Laure answered no and begged him to turn on the air conditioning. Her voice was weak and choked. She was dying of fright. It turned out that the viscous, hot air was copasetic for Moses’ lungs.
"I understand from Barkat that the project still has problems,” she said. I thought she had to be improvising right now, on the spot.
“‘The Lord is a god of vengeance,’” Moses quoted, and I heard him get to his feet. I was ready to escape through the door or rush in to save Laure.
“‘God of vengeance, shine forth!’” Moses sat back down.
"You’re busy today,” she said.
"We have a lot of work, my dear, to eradicate the enemies of God. That’s all. No need to panic. Yes, I have important work to do today. What do you really want?”
“The moment of truth is approaching,” she declared. What the hell was she talking about?
“Yes, the day of judgment is nigh,” he agreed. “However, we who
have carried out our mission faithfully have nothing to worry about — whoever fulfills their duty devotedly.”
“And you have fulfilled your duty devotedly,” she conceded. She had talent. Anyone who didn’t know them would have been sure that this was an unremarkable conversation among friends.
“Only He Who sits on high can judge. And Barkat, as well. I spoke to him a few minutes ago. He didn’t say anything about you being on your way.” My heart is pounding like an elephant’s feet in the jungle.
"What are you writing?” I heard Laure say.
"It’s for me, all kinds of notes, so I don’t forget."
“Don’t you think it scares people when you keep jotting something down in the middle of a conversation?”
"Scary?” he mused. “Not at all! People need to know that it’s just out of respect; I don’t want to forget something important while I talk to them. You wouldn’t want me to forget something, would you?” He paused. “You are helping Barkat, aren’t you? What made you come here now? Barkat didn’t know anything about it.”

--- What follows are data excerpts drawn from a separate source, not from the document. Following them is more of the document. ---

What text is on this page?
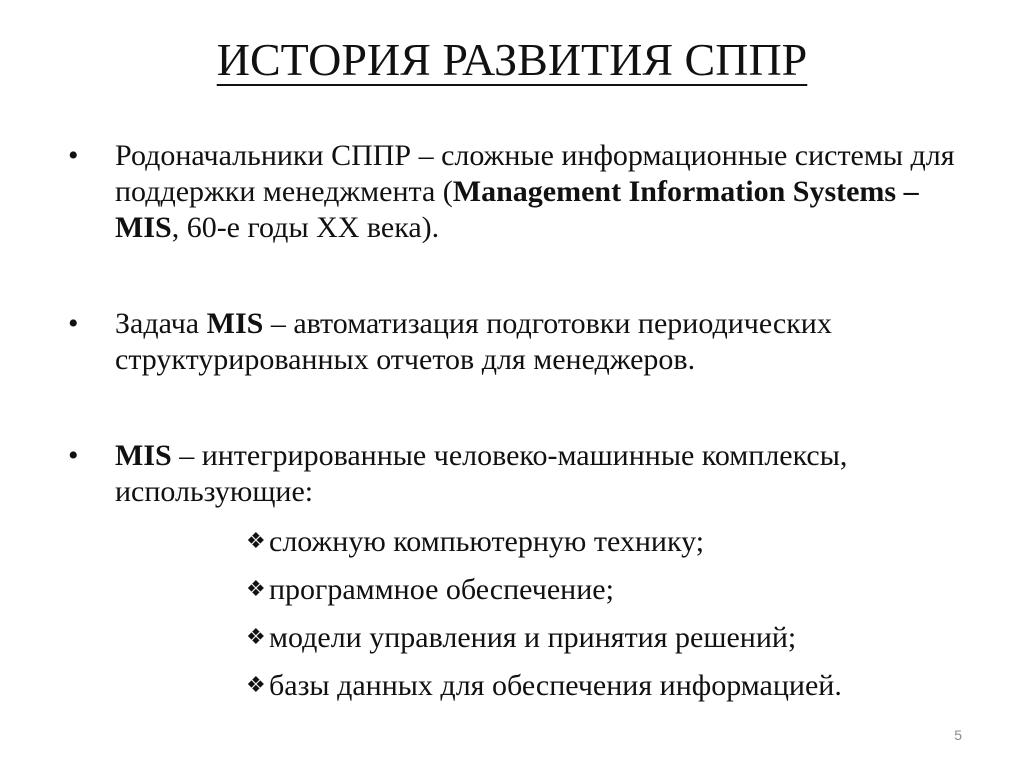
ИСТОРИЯ РАЗВИТИЯ СППР
• Родоначальники СППР – сложные информационные системы для поддержки менеджмента (Management Information Systems – MIS, 60-е годы XX века).
• Задача MIS – автоматизация подготовки периодических структурированных отчетов для менеджеров.
• MIS – интегрированные человеко-машинные комплексы, использующие:
❖ сложную компьютерную технику;
❖ программное обеспечение;
❖ модели управления и принятия решений;
❖ базы данных для обеспечения информацией.
5
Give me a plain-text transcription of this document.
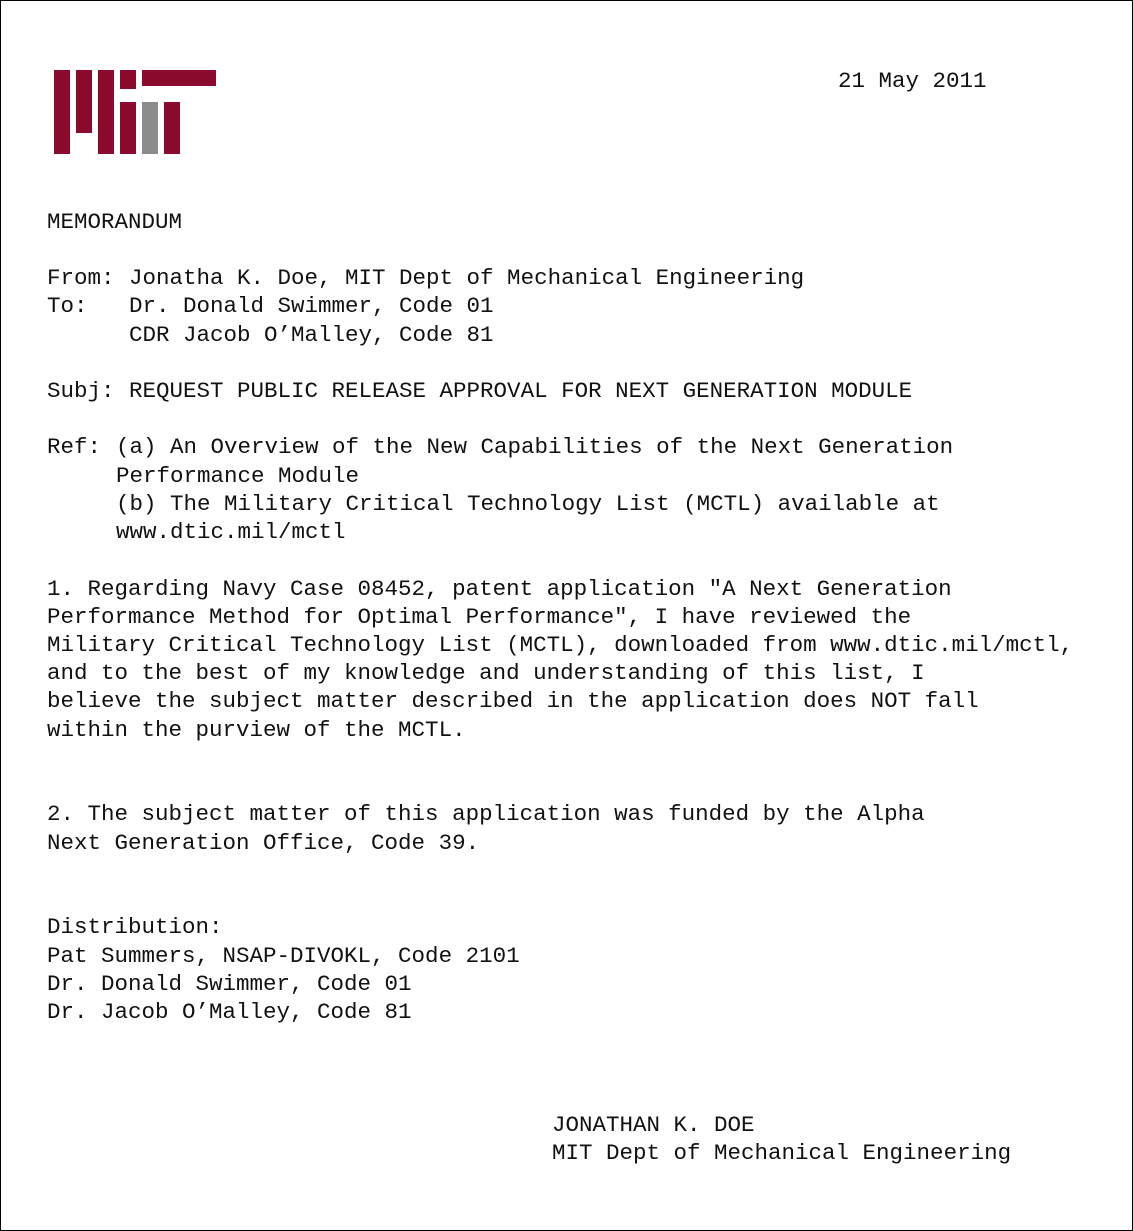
21 May 2011
MEMORANDUM
From: Jonatha K. Doe, MIT Dept of Mechanical Engineering
To: Dr. Donald Swimmer, Code 01
CDR Jacob O’Malley, Code 81
Subj: REQUEST PUBLIC RELEASE APPROVAL FOR NEXT GENERATION MODULE
Ref: (a) An Overview of the New Capabilities of the Next Generation
Performance Module
(b) The Military Critical Technology List (MCTL) available at
www.dtic.mil/mctl
1. Regarding Navy Case 08452, patent application "A Next Generation
Performance Method for Optimal Performance", I have reviewed the
Military Critical Technology List (MCTL), downloaded from www.dtic.mil/mctl,
and to the best of my knowledge and understanding of this list, I
believe the subject matter described in the application does NOT fall
within the purview of the MCTL.
2. The subject matter of this application was funded by the Alpha
Next Generation Office, Code 39.
Distribution:
Pat Summers, NSAP-DIVOKL, Code 2101
Dr. Donald Swimmer, Code 01
Dr. Jacob O’Malley, Code 81
JONATHAN K. DOE
MIT Dept of Mechanical Engineering
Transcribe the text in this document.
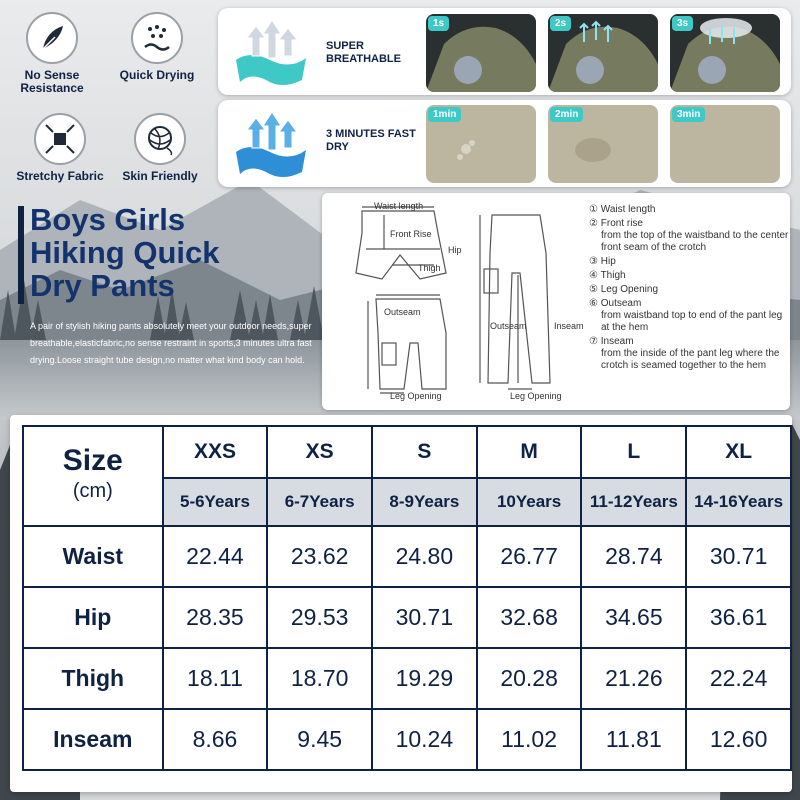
No Sense Resistance
Quick Drying
Stretchy Fabric	Skin Friendly
SUPER BREATHABLE
1s	2s	3s
3 MINUTES FAST DRY
1min	2min	3min
Boys Girls
Hiking Quick
Dry Pants
A pair of stylish hiking pants absolutely meet your outdoor needs,super breathable,elasticfabric,no sense restraint in sports,3 minutes ultra fast drying.Loose straight tube design,no matter what kind body can hold.
Waist length
Front Rise
Hip
Thigh
Outseam
Leg Opening
Outseam	Inseam
Leg Opening
① Waist length
② Front rise
from the top of the waistband to the center front seam of the crotch
③ Hip
④ Thigh
⑤ Leg Opening
⑥ Outseam
from waistband top to end of the pant leg at the hem
⑦ Inseam
from the inside of the pant leg where the crotch is seamed together to the hem
Size
(cm)	XXS	XS	S	M	L	XL
	5-6Years	6-7Years	8-9Years	10Years	11-12Years	14-16Years
Waist	22.44	23.62	24.80	26.77	28.74	30.71
Hip	28.35	29.53	30.71	32.68	34.65	36.61
Thigh	18.11	18.70	19.29	20.28	21.26	22.24
Inseam	8.66	9.45	10.24	11.02	11.81	12.60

"I’m worried, and I wanted to talk to you."
"Go ahead.” In my mind’s eye, I saw him furiously writing in his notebook. He suspected Laure; he might act in a matter of seconds.
"You’re an expert in nuclear medicine and isotopes, right? But how can you do that from this office?” Laure asked him.
"Well, I’m mostly a consultant,” Moses replied after a long pause. “Is that what bothered you?”
"Do you believe in peaceful nuclear development?”
"Certainly, certainly,” he assured her. “After all, the entirety of nuclear science is a gift from God, designed to help set right the world order. It vindicates the righteous and eliminates the wicked.”
“‘Eliminates the wicked’?” Laure sounded shocked. “Barkat wants cooperation and brotherhood.”
"Barkat is on his way here,” Moses replied.
I knew we had to leave the place immediately.
“That is a great strategic error on his part,” Moses continued. “I’ve said it before, and I’ll say it again,” he announced, like a demanding teacher disappointed with their class. “People need to kill and people need to be killed. It’s so obvious. All this antiwar talk is a waste of time. Isn’t that clear? After all, modern medicine already violates the normal balance of nature, extending the lives of patients who should have died long ago. It is the righteous who deserve to survive and evolve, not for the fools and the weak. The invention of penicillin caused a gross violation of the biological equilibrium in nature. All who seek peace and justice must repair the damage, must correct the biological equilibrium. The greatest wars of today are minor, local conflicts with few casualties. That will result in the earth consuming itself. You must understand who is good here and who is bad!”